Ein Mercedes-Benz-Bus mit bruchsicheres Spezialglasscheibe. Für Geld und Fahrscheine gibt es Luken – doch auch in den umgerüsteten Fahrzeugen werden keine Fahrscheine verkauft. Foto: BVG/Kevin Doan

Zwei Strecken im Osten der Stadt machten den Anfang. Auf den Linien 296 und 396 lässt sich betrachten, wie Berliner Linienbusfahrer künftig vor einer Ansteckung mit dem Coronavirus bewahrt werden sollen.
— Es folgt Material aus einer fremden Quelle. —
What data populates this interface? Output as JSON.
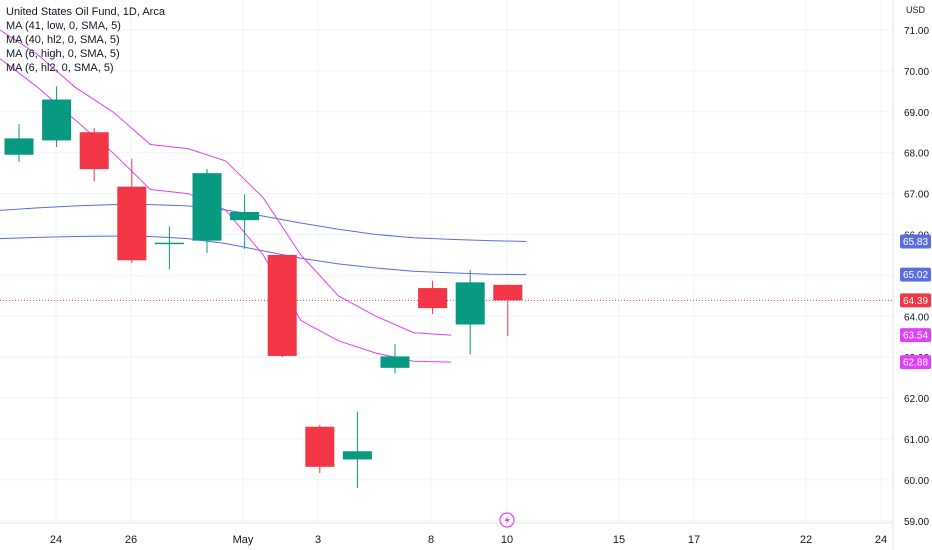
{
  "legend": {
    "title": "United States Oil Fund, 1D, Arca",
    "indicators": [
      "MA (41, low, 0, SMA, 5)",
      "MA (40, hl2, 0, SMA, 5)",
      "MA (6, high, 0, SMA, 5)",
      "MA (6, hl2, 0, SMA, 5)"
    ]
  },
  "colors": {
    "up": "#26a69a",
    "up_body": "#089981",
    "down": "#f23645",
    "ma_long": "#5b6ee1",
    "ma_short": "#e040fb",
    "grid": "#f0f3fa",
    "axis_text": "#131722",
    "last_price": "#f23645"
  },
  "chart_data": {
    "type": "candlestick",
    "currency": "USD",
    "ylim": [
      58.8,
      71.4
    ],
    "y_ticks": [
      "71.00",
      "70.00",
      "69.00",
      "68.00",
      "67.00",
      "66.00",
      "65.00",
      "64.00",
      "63.00",
      "62.00",
      "61.00",
      "60.00",
      "59.00"
    ],
    "x_ticks": [
      "24",
      "26",
      "May",
      "3",
      "8",
      "10",
      "15",
      "17",
      "22",
      "24"
    ],
    "candles": [
      {
        "o": 67.95,
        "h": 68.7,
        "l": 67.78,
        "c": 68.35
      },
      {
        "o": 68.3,
        "h": 69.62,
        "l": 68.14,
        "c": 69.3
      },
      {
        "o": 68.5,
        "h": 68.6,
        "l": 67.3,
        "c": 67.6
      },
      {
        "o": 67.17,
        "h": 67.85,
        "l": 65.3,
        "c": 65.37
      },
      {
        "o": 65.8,
        "h": 66.2,
        "l": 65.15,
        "c": 65.8
      },
      {
        "o": 65.85,
        "h": 67.6,
        "l": 65.55,
        "c": 67.5
      },
      {
        "o": 66.35,
        "h": 66.98,
        "l": 65.65,
        "c": 66.55
      },
      {
        "o": 65.5,
        "h": 65.5,
        "l": 63.0,
        "c": 63.03
      },
      {
        "o": 61.3,
        "h": 61.35,
        "l": 60.17,
        "c": 60.32
      },
      {
        "o": 60.5,
        "h": 61.67,
        "l": 59.8,
        "c": 60.7
      },
      {
        "o": 62.74,
        "h": 63.32,
        "l": 62.6,
        "c": 63.02
      },
      {
        "o": 64.69,
        "h": 64.87,
        "l": 64.05,
        "c": 64.2
      },
      {
        "o": 63.8,
        "h": 65.13,
        "l": 63.07,
        "c": 64.83
      },
      {
        "o": 64.77,
        "h": 64.77,
        "l": 63.52,
        "c": 64.39
      }
    ],
    "series": [
      {
        "values": [
          66.59,
          66.65,
          66.7,
          66.73,
          66.73,
          66.7,
          66.6,
          66.45,
          66.28,
          66.13,
          66.0,
          65.92,
          65.88,
          65.85,
          65.83
        ]
      },
      {
        "values": [
          65.9,
          65.93,
          65.95,
          65.96,
          65.95,
          65.9,
          65.78,
          65.6,
          65.42,
          65.28,
          65.18,
          65.1,
          65.06,
          65.03,
          65.02
        ]
      },
      {
        "values": [
          71.0,
          70.4,
          69.6,
          69.0,
          68.2,
          68.1,
          67.8,
          66.9,
          65.5,
          64.5,
          64.0,
          63.6,
          63.54
        ]
      },
      {
        "values": [
          70.3,
          69.6,
          68.8,
          68.0,
          67.1,
          67.0,
          66.6,
          65.5,
          63.9,
          63.4,
          63.1,
          62.9,
          62.88
        ]
      }
    ],
    "price_labels": [
      {
        "value": 65.83,
        "text": "65.83"
      },
      {
        "value": 65.02,
        "text": "65.02"
      },
      {
        "value": 64.39,
        "text": "64.39"
      },
      {
        "value": 63.54,
        "text": "63.54"
      },
      {
        "value": 62.88,
        "text": "62.88"
      }
    ],
    "last_price": 64.39
  }
}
Alle Busse, die dort eingesetzt werden, haben bruchsichere Spezialglasscheiben bekommen, die den Fahrerbereich schützen. Sie ersetzen die Kunststofffolien, die bislang den vorderen Busbereich abgesperrt hatten. Für die Fahrgäste bedeutet die Neuerung, dass sie in den umgerüsteten Bussen wieder vorn einsteigen dürfen. Nach und nach wollen die Berliner Verkehrsbetriebe (BVG) ihre gesamte Busflotte mit den Kunststoffscheiben ausstatten, aber das wird noch einige Zeit in Anspruch nehmen.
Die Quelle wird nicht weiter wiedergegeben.